JAKARTA, - Tiada hari tanpa kemacetan. Itulah
Jakarta. Warganya lebih memilih menggunakan kendaraan pribadi ketimbang
transportasi publik. Pasalnya, kondisi transportasi publik tidak memadai, daya
tampung terbatas dan aksesibilitasnya pun tidak nyaman digunakan.
Menurut Pengamat Transportasi Universitas Indonesia, Ellen
S.W. Tangkudung, masalah kemacetan sejatinya dapat diatasi jika Pemrov DKI
Jakarta serius menanganinya. Warga harus diberi stimulus agar mau diajak untuk
menggunakan sarana transportasi umum.
"Stimulus tersebut berupa kemudahan dan berbagai
insentif berupa tempat berjalan kaki yang teduh dan lapang bebas kaki lima,
fasilitas halte yang nyaman, air bersih di setiap halte atau jalur pedestrian,
dan terjaminnya rasa keamanan," ujar Ellen selepas acara Tur Peta Hijau
dan Diskusi yang diadakan oleh Komunitas Peta Hijau, di Jakarta, Sabtu
(15/6/2013).
Upaya membujuk masyarakat agar mau menggunakan transportasi
umum harus dilakukan secepatnya. Pasalnya, tanpa upaya yang sigap, mereka tentu
lebih memilih moda transportasi lain yang lebih nyaman, dan aman.

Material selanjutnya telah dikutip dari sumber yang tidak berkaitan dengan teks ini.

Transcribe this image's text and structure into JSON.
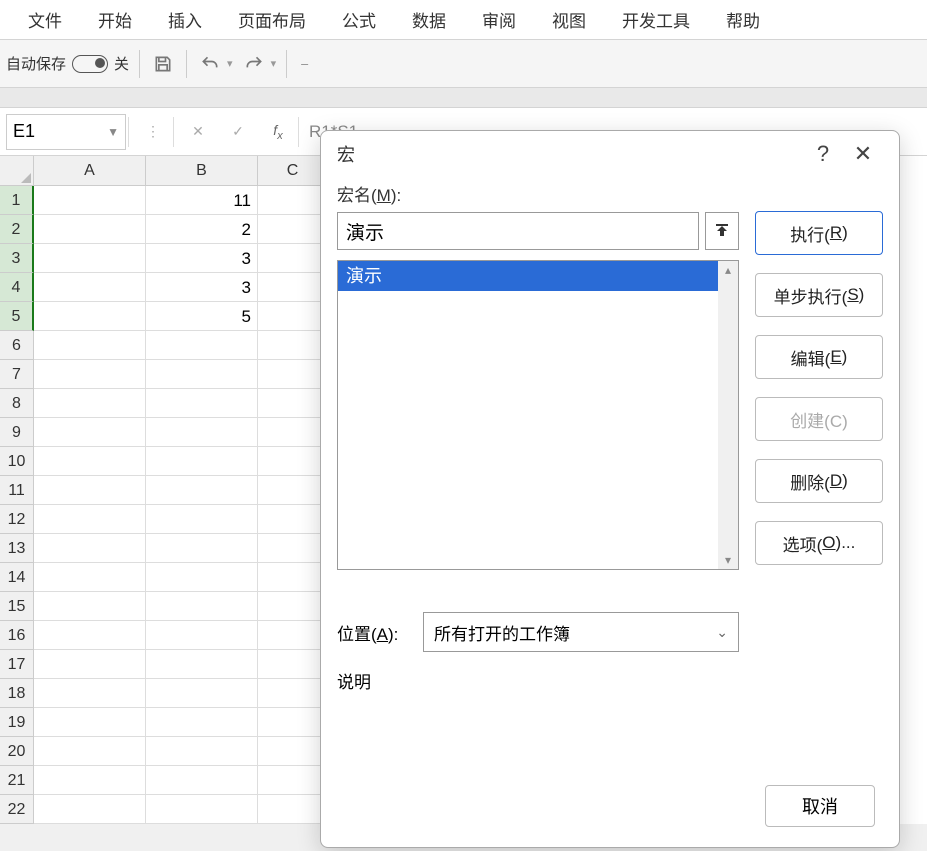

Hal senada dikatakan pengamat perkotaan Yayat Supriyatna.
Menurutnya, kemacetan merupakan masalah utama Jakarta yang harus segera
diselesaikan secara komprehensif. Tidak bisa dengan kebijakan tambal sulam
hanya membangun satu titik, namun harus dalam sistem transportasi yang
terintegrasi. Baik penyediaan jalurnya maupun pengadaan modanya dengan
kapasitas yang besar.
Jika moda transportasi ini terbangun, maka ia akan dapat
mereduksi kemacetan. Betapa tidak, Jakarta dipenuhi oleh setidaknya 500.000
penglaju yang menggantungkan kegiatan mobilisasinya setiap hari pada kereta
listrik. Sementara 300.000 hingga 400.000 penumpang menggunakan Transjakarta.
"Jumlah tersebut sangat kecil bila dibandingkan dengan
penduduk Jakarta dengan densitas 9,8 juta jiwa," imbuh Ellen.
Tahun 1960-an, Jakarta pernah memiliki berbagai moda
transportasi. Jenis-jenis sarana transportasi yang jarang, atau bahkan sudah
tidak lagi kita lihat beroperasi di jalan raya seperti trem, becak, dan bemo
dulu memegang peranan penting dalam mobilisasi penduduk.
Saat ini, penduduk Jakarta ditawari moda transportasi Transjakarta dan Commuter Line (kereta listrik
dalam kota). Sayangnya, berdasarkan pemantauan Kompas.com di lapangan kondisi
kedua moda tersebut sangat memprihatinkan. Terutama Transjakarta. Kecuali rute
Blok M-Harmoni yang kondisinya terjaga, untuk rute lainnya mengalami penurunan
kualitas. Sudahlah jumlah modanya terbatas, jadwal kedatangan pun seringkali
terlambat. Contohnya Transjakarta arah
Pusat Grosir Cililitan yang penuh sesak, baik di dalam bus maupun di
titik-titik halte seperti Halte Slipi-Petamburan, Semanggi, Kuningan Barat, dan
Kuningan Timur.
Kendati demikian, antusiasme masyarakat pengguna
Transjakarta tidak surut. Mereka tetap setia menanti kedatangan Transjakarta
walau dalam kondisi halte panas, panjangnya antrian, dan jadwal yang tidak
tepat (y).
Ya... Semoga ke depannya Transportasi Umum di DKI Jakarta ini bisa lebih memadai, misalnya ketepatan waktu serta kebersihannya agar lebih nyaman dan aman untuk penggunanya di DKI Jakarta, supaya masyarakat di DKI Jakarta tidak mengalami kemacetan di masa yang akan datang.